La dépréciation de la lire turque face au dirham pénalise le textile marocain

PERTE DE COMPÉTITIVITÉ REDOUTÉE

Les baisses successives de la lire turque sur le marché des changes font craindre une nouvelle perte de compétitivité du secteur textile marocain face à la forte concurrence turque.

En un an, la lire turque a perdu 25% de sa valeur face au dirham. S’il y en a qui peuvent pâtir de ce changement, ce sont bien les opérateurs du textile marocain, qui souffrent de la forte concurrence de leurs homologues turcs.

Selon Karim Tazi, ex-président de l’AMITH, «la Turquie a toujours eu une panoplie d’outils pour soutenir la compétitivité de ses exportateurs et parmi ces moyens, il y a la dévaluation de la lire turque». Même si cette dépréciation intervient dans le cadre des fluctuations de l’offre et de la demande des devises, mais elle est assumée, dans une certaine mesure par le gouvernement.

Il rappelle qu’à chaque fois que le cours de la lire baisse, le coût du produit turc devient plus compétitif et grignote des parts de marché aux opérateurs marocains du textile, que ce soit sur le marché local ou vis-à-vis des donneurs d’ordre internationaux.

Il ajoute que «si les intrants dans cette filière sont souvent achetés en dollar, leurs coûts est compris entre 20% et 50% du coût total du produit et donc l’effet de la dévaluation reste tout de même important». Rappelons que l’accord de libre-échange entre le Maroc et la Turquie avait pour objectif de limiter le déficit commercial qui ne cessait de se creuser. Or, ces nouvelles baisses du cours de la lire peuvent contribuer à rétablir la compétitivité des produits turcs.

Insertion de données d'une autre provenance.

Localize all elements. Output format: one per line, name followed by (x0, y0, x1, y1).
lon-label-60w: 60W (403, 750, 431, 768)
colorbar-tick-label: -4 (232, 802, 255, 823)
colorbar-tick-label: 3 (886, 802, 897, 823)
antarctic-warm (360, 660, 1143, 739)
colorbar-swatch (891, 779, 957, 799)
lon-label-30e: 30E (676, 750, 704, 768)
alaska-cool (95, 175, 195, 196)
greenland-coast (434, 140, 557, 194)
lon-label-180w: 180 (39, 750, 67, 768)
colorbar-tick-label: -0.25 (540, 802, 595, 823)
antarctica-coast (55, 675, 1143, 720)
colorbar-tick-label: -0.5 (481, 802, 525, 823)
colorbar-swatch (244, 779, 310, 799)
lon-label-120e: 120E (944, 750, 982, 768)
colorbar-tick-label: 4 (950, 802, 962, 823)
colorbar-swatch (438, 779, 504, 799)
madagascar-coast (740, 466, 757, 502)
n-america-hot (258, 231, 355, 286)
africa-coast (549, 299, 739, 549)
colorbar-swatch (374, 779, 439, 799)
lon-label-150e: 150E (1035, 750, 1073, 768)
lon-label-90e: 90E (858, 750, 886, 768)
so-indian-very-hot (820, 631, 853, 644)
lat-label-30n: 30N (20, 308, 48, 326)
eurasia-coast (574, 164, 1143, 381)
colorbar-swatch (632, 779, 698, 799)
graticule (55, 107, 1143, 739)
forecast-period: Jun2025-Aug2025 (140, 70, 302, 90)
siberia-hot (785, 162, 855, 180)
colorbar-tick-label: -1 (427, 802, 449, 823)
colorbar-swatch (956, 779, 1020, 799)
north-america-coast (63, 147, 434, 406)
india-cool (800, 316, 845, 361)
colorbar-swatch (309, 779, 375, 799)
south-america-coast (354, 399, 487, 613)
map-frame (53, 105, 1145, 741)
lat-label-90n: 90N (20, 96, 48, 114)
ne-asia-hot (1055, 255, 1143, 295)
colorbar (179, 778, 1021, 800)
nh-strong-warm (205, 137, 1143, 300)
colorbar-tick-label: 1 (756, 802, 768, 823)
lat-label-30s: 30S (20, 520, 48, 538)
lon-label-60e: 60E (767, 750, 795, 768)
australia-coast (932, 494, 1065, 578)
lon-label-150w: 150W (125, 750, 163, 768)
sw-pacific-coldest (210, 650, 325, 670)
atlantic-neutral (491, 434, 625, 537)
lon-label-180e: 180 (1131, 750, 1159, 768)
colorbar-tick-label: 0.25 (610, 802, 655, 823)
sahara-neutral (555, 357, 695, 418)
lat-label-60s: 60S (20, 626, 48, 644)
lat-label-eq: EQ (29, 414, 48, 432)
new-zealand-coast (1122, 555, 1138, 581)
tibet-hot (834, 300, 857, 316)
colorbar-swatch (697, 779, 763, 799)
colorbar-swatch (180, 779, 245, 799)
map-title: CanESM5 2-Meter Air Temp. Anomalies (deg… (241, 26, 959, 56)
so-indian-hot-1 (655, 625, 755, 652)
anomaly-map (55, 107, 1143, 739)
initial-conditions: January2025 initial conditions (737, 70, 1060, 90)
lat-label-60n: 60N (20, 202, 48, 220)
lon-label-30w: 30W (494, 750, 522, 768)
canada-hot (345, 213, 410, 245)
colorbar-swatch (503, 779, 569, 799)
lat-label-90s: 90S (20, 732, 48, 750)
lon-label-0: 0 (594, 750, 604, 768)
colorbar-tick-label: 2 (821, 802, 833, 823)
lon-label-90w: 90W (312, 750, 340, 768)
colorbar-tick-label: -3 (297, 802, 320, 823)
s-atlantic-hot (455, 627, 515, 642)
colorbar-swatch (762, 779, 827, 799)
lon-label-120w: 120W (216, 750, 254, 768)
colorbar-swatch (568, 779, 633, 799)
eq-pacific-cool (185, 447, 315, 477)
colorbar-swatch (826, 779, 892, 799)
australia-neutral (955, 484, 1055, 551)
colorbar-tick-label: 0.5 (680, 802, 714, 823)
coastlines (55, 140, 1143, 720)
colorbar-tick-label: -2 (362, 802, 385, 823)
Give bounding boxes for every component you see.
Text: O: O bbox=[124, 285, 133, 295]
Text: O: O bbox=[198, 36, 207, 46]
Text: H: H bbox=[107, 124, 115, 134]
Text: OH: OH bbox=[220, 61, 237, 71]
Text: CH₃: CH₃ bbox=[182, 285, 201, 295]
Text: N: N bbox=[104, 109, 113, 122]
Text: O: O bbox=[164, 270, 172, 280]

Certes, les droits de douane qui ont été rétablis sur une large liste de produits à l’occasion de l’amendement de l’accord de libre- échange ont permis de limiter les effets de cette baisse. Néanmoins, suite aux effets de la crise sanitaire, les importations n’en finissent pas de baisser et ne sont pas prêtes à reprendre.

Par ailleurs, pour les produits et services qui ne sont pas exposés à une pression concurrentielle forte (exemple du tourisme et de la santé), les exportateurs turcs préfèrent garder leurs prix en dollar inchangés et donc élargir leurs marges commerciales.